Last month, Walmart unveiled a new website that is surprisingly good–one that feels like an antidote to Amazon with a local lifestyle brand. This month, Walmart introduces a new head of design, Valerie Casey. She’s tasked with leading the company’s next big step into the future: merging Walmart’s thousands of stores, dozens of apps, and website into one seamless experience. And she’s coming in at the highest role a designer has ever taken at Walmart–as an officer.
Before Walmart, Casey’s two-decade career included senior level positions at design consultancies Frog, Ideo, and Pentagram; founding The Designers Accord to promote positive social and environmental change in the design industry; running the Samsung NEXT product accelerator; and, most recently, consulting on two vastly different projects.

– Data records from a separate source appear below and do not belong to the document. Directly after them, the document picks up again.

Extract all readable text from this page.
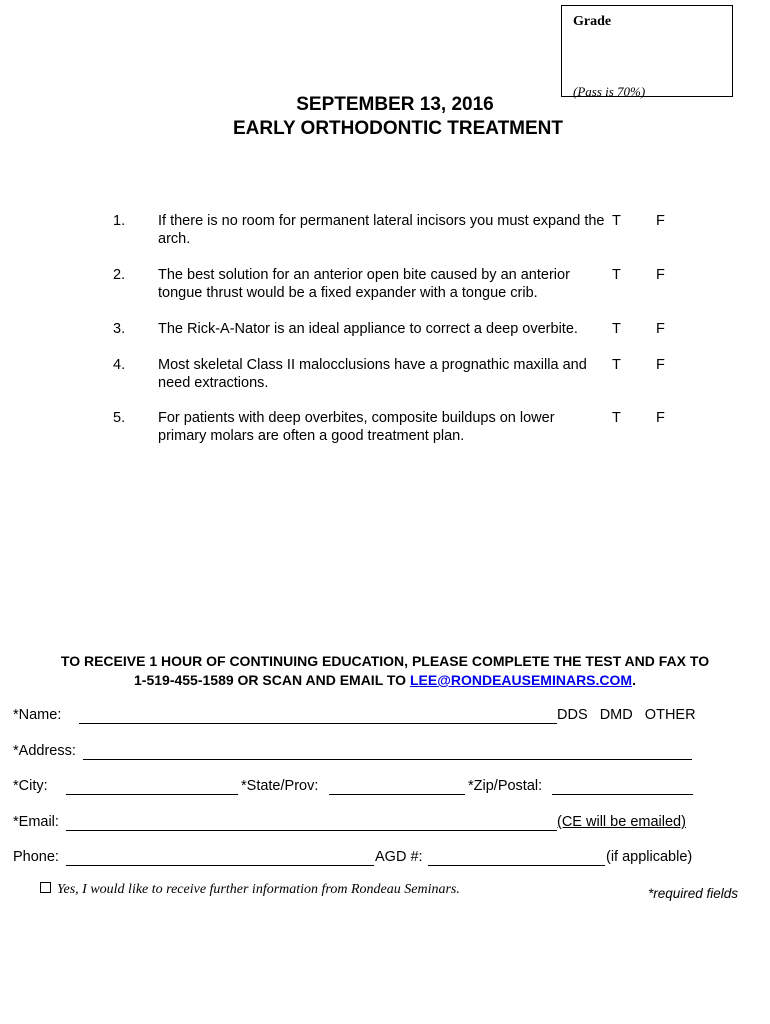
Grade
(Pass is 70%)
SEPTEMBER 13, 2016
EARLY ORTHODONTIC TREATMENT
1. If there is no room for permanent lateral incisors you must expand the arch.
T F
2. The best solution for an anterior open bite caused by an anterior tongue thrust would be a fixed expander with a tongue crib.
T F
3. The Rick-A-Nator is an ideal appliance to correct a deep overbite.	T F
4. Most skeletal Class II malocclusions have a prognathic maxilla and need extractions.
T F
5. For patients with deep overbites, composite buildups on lower primary molars are often a good treatment plan.
T F
TO RECEIVE 1 HOUR OF CONTINUING EDUCATION, PLEASE COMPLETE THE TEST AND FAX TO
1-519-455-1589 OR SCAN AND EMAIL TO LEE@RONDEAUSEMINARS.COM.
*Name:	DDS   DMD   OTHER
*Address:
*City:	*State/Prov:	*Zip/Postal:
*Email:	(CE will be emailed)
Phone:	AGD #:	(if applicable)
Yes, I would like to receive further information from Rondeau Seminars.	*required fields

In one, she helped bring internet to rural villages with Mozilla. In the other, she helped imagine the future of augmented reality at Magic Leap.
Her background spans both the social and the corporate spheres, which could make her the perfect candidate for her mission at Walmart–of wanting to democratize design. Walmart stores tend to serve a demographic that Silicon Valley often overlooks, with its emphasis on slick experiences for well-heeled city dwellers. At Walmart, Casey sees an opportunity to bring good design to the masses.

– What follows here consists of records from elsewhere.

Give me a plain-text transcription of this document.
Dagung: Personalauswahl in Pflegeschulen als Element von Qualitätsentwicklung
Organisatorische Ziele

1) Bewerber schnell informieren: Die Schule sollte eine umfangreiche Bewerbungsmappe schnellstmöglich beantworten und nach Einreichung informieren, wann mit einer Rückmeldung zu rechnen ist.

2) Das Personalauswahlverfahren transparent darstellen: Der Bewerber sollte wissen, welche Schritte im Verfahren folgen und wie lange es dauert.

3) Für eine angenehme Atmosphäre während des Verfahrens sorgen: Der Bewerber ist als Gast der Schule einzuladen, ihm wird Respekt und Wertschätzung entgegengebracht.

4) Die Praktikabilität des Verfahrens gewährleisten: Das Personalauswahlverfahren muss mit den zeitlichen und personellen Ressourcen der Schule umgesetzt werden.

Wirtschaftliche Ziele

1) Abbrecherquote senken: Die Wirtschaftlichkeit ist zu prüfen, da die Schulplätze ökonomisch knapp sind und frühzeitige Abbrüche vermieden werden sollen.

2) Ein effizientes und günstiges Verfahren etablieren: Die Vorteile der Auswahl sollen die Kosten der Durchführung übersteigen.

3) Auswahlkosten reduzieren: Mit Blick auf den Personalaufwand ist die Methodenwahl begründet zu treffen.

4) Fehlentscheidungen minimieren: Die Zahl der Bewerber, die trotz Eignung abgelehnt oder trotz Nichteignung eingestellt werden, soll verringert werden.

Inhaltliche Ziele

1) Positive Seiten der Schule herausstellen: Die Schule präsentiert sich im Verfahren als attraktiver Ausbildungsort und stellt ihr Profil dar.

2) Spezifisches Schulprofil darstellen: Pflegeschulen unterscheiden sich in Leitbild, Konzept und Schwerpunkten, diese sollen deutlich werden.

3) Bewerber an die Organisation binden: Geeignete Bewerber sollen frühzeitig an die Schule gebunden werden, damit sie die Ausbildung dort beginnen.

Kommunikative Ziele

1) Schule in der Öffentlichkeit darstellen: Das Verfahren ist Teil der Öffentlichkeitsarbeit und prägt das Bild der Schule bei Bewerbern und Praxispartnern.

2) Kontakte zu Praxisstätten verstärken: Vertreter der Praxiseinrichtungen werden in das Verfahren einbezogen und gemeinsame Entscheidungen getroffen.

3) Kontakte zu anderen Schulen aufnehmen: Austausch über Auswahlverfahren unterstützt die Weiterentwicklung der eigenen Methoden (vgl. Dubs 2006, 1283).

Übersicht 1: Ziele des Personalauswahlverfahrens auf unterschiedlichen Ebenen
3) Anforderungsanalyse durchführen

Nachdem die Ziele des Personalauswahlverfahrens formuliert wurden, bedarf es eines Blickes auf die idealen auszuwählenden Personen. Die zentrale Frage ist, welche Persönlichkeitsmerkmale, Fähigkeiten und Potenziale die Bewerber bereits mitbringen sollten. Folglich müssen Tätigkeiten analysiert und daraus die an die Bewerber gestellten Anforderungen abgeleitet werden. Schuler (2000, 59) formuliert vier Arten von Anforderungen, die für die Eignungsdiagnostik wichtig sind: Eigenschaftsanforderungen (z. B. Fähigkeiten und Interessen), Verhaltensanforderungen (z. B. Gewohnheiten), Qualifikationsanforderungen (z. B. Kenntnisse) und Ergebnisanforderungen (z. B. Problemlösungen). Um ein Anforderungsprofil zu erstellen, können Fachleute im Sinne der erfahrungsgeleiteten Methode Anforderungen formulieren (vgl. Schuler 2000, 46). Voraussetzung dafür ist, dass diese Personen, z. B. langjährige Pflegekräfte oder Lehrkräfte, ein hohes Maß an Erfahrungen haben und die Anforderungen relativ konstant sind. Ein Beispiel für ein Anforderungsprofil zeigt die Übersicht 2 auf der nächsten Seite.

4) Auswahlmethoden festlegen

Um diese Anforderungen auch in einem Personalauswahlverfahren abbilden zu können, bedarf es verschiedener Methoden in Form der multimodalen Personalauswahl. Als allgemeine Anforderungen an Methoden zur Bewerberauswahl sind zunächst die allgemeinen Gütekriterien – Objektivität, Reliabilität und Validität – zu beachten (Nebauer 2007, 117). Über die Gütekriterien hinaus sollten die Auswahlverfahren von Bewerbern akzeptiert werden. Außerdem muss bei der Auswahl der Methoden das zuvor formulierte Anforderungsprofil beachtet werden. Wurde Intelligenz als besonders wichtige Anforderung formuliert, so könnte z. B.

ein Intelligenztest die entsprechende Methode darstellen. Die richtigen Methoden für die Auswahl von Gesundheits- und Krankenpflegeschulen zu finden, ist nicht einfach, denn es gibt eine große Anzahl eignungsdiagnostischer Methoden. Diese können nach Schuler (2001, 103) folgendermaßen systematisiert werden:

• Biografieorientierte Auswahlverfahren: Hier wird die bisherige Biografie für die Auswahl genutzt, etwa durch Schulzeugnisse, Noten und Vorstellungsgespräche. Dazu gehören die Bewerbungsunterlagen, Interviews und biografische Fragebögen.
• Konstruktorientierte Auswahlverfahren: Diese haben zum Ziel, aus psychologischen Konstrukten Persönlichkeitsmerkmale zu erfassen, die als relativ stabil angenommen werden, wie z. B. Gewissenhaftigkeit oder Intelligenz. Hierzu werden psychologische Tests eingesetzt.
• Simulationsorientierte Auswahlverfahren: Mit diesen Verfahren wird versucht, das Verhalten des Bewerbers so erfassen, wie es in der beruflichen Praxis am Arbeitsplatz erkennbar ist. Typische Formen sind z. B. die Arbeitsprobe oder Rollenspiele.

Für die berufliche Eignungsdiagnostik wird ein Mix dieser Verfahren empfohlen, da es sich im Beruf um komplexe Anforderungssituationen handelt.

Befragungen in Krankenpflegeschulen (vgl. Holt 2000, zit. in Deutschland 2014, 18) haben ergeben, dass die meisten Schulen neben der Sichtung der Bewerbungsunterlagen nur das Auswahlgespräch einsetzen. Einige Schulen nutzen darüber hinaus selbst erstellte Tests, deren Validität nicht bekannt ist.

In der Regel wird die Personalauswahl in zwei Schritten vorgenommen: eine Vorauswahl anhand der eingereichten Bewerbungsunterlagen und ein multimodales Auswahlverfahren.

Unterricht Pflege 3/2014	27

After meeting Walmart leadership at a World Economic Forum event, Casey called her friend, then Walmart head of design Dan Makoski. “I said Dan, I think something is there,” she recounts, musing on Walmart’s potential. “Forty-eight hours later, I was on the ground in Bentonville [Arkansas] at our headquarters, working with the team.” (Walmart declined to share Makoski’s latest plans, and we couldn’t reach him in time for publication.)
Casey was attracted to the sheer scale and agility of the organization. Walmart has 120 apps and services for its employees alone, to manage all sorts of logistics from shipping to stocking shelves. That means design at Walmart faces its employees as much, if not more, than its customers. “The scope of it was staggering,” says Casey. “I just fell in love with it.” Six months later, she’s leading design at the company.

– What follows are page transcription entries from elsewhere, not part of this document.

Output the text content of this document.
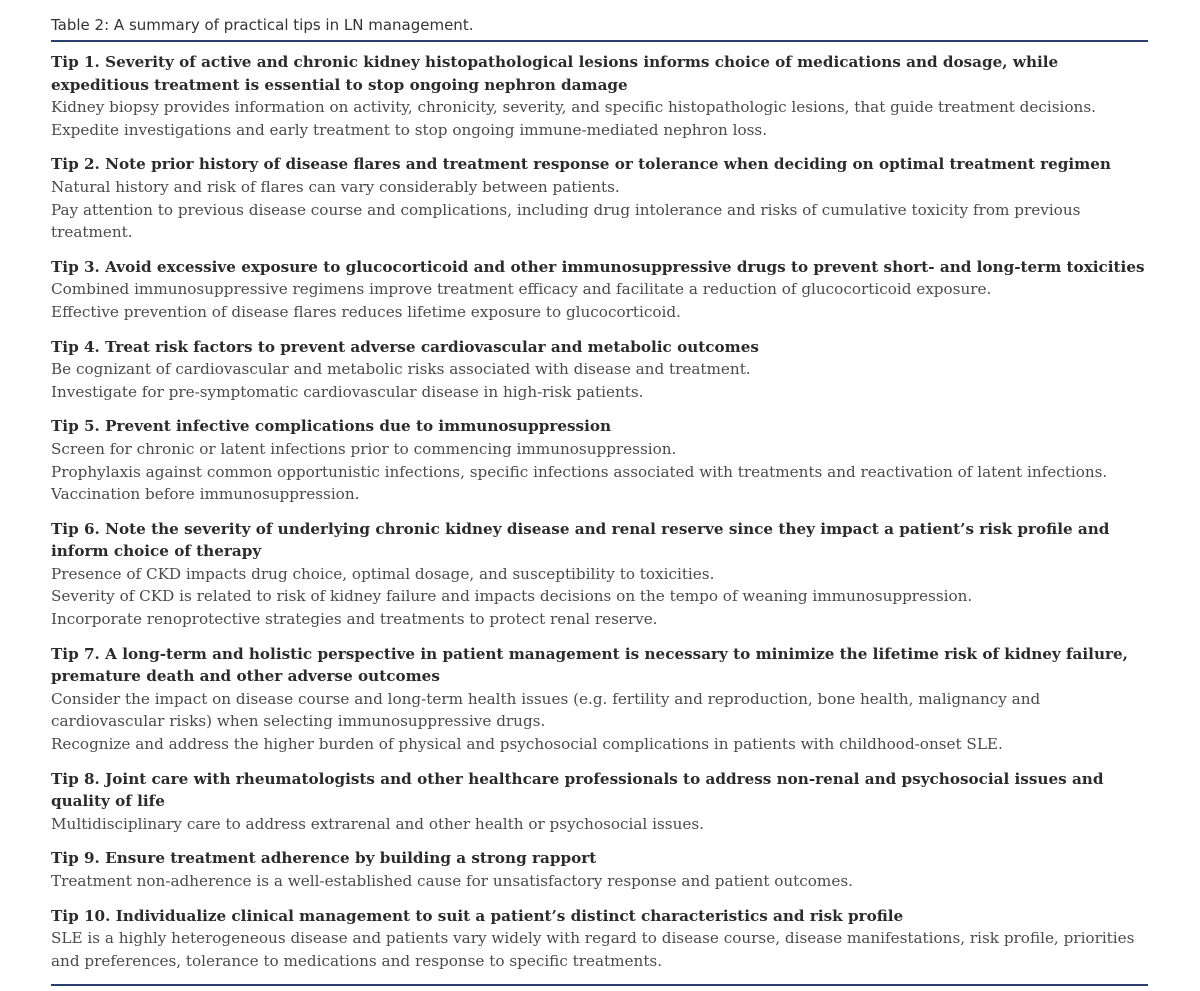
Table 2: A summary of practical tips in LN management.

Tip 1. Severity of active and chronic kidney histopathological lesions informs choice of medications and dosage, while expeditious treatment is essential to stop ongoing nephron damage

Kidney biopsy provides information on activity, chronicity, severity, and specific histopathologic lesions, that guide treatment decisions.

Expedite investigations and early treatment to stop ongoing immune-mediated nephron loss.

Tip 2. Note prior history of disease flares and treatment response or tolerance when deciding on optimal treatment regimen

Natural history and risk of flares can vary considerably between patients.

Pay attention to previous disease course and complications, including drug intolerance and risks of cumulative toxicity from previous treatment.

Tip 3. Avoid excessive exposure to glucocorticoid and other immunosuppressive drugs to prevent short- and long-term toxicities

Combined immunosuppressive regimens improve treatment efficacy and facilitate a reduction of glucocorticoid exposure.

Effective prevention of disease flares reduces lifetime exposure to glucocorticoid.

Tip 4. Treat risk factors to prevent adverse cardiovascular and metabolic outcomes

Be cognizant of cardiovascular and metabolic risks associated with disease and treatment.

Investigate for pre-symptomatic cardiovascular disease in high-risk patients.

Tip 5. Prevent infective complications due to immunosuppression

Screen for chronic or latent infections prior to commencing immunosuppression.

Prophylaxis against common opportunistic infections, specific infections associated with treatments and reactivation of latent infections.

Vaccination before immunosuppression.

Tip 6. Note the severity of underlying chronic kidney disease and renal reserve since they impact a patient’s risk profile and inform choice of therapy

Presence of CKD impacts drug choice, optimal dosage, and susceptibility to toxicities.

Severity of CKD is related to risk of kidney failure and impacts decisions on the tempo of weaning immunosuppression.

Incorporate renoprotective strategies and treatments to protect renal reserve.

Tip 7. A long-term and holistic perspective in patient management is necessary to minimize the lifetime risk of kidney failure, premature death and other adverse outcomes

Consider the impact on disease course and long-term health issues (e.g. fertility and reproduction, bone health, malignancy and cardiovascular risks) when selecting immunosuppressive drugs.

Recognize and address the higher burden of physical and psychosocial complications in patients with childhood-onset SLE.

Tip 8. Joint care with rheumatologists and other healthcare professionals to address non-renal and psychosocial issues and quality of life

Multidisciplinary care to address extrarenal and other health or psychosocial issues.

Tip 9. Ensure treatment adherence by building a strong rapport

Treatment non-adherence is a well-established cause for unsatisfactory response and patient outcomes.

Tip 10. Individualize clinical management to suit a patient’s distinct characteristics and risk profile

SLE is a highly heterogeneous disease and patients vary widely with regard to disease course, disease manifestations, risk profile, priorities and preferences, tolerance to medications and response to specific treatments.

Now, Casey is looking at Walmart’s 11,700 stores worldwide, which employ 2.5 million associates and see 270 million customers a week, and planning out how that experience can be modernized in not just a competitive way with companies like Amazon, but in a human-centric way that leverages technology without taking our soul.
Walmart has not been known as a design-centric institution. Whereas Target has the market cornered on styled brands, and Amazon on quick-ship service, Walmart has been known as a cost-cutting efficiency machine. But for the last two years, the company has been on a spending spree to fill its its gaps, spending $3.3 billion on the digital store Jet, along with buying the last-mile delivery service Parcel and the millennial bait brand Bonobos, among many others. That’s been the public side of the conversation. The private side is what’s happening inside Walmart to shift its retail approach, which, frankly, none of us know much about.
“For me, the most interesting part of this role is bridging stores and digital, designing new experiences and services. This is new territory–actually having a perfectly seamless experience as a user, beginning online or an app, through mobile or ambient computing for voice, and having a continuous experience all through the store and delivery. This is a designer’s nirvana,” says Casey. “Maybe we want those experiences to be invisible, so people can get on with their lives. A lot of the time in tech, we create amazing moments but they consume you in a way that removes you a bit from attending to your family life, friends, and community.”
Casey’s old colleagues at Frog and Ideo have been envisioning sweeping redesigns to retail and healthcare that make purchases automatic and service personalized at all moments. Projects like Disney MagicBands attempted to make a physical environment seamlessly smart alongside a digital back end with mixed success. But now, Casey says, that the whole technological infrastructure–from smartphones, to the internet, to augmented reality–is actually mature enough to bring these theories to fruition at scale. At Walmart, she cannot imagine a more important job. “We have this great upswing from the redesign of the website, making Walmart feel contemporary and fresh,” she says. But she sees even more potential in “bringing a great deal of dignity to the people typically underserved in tech.”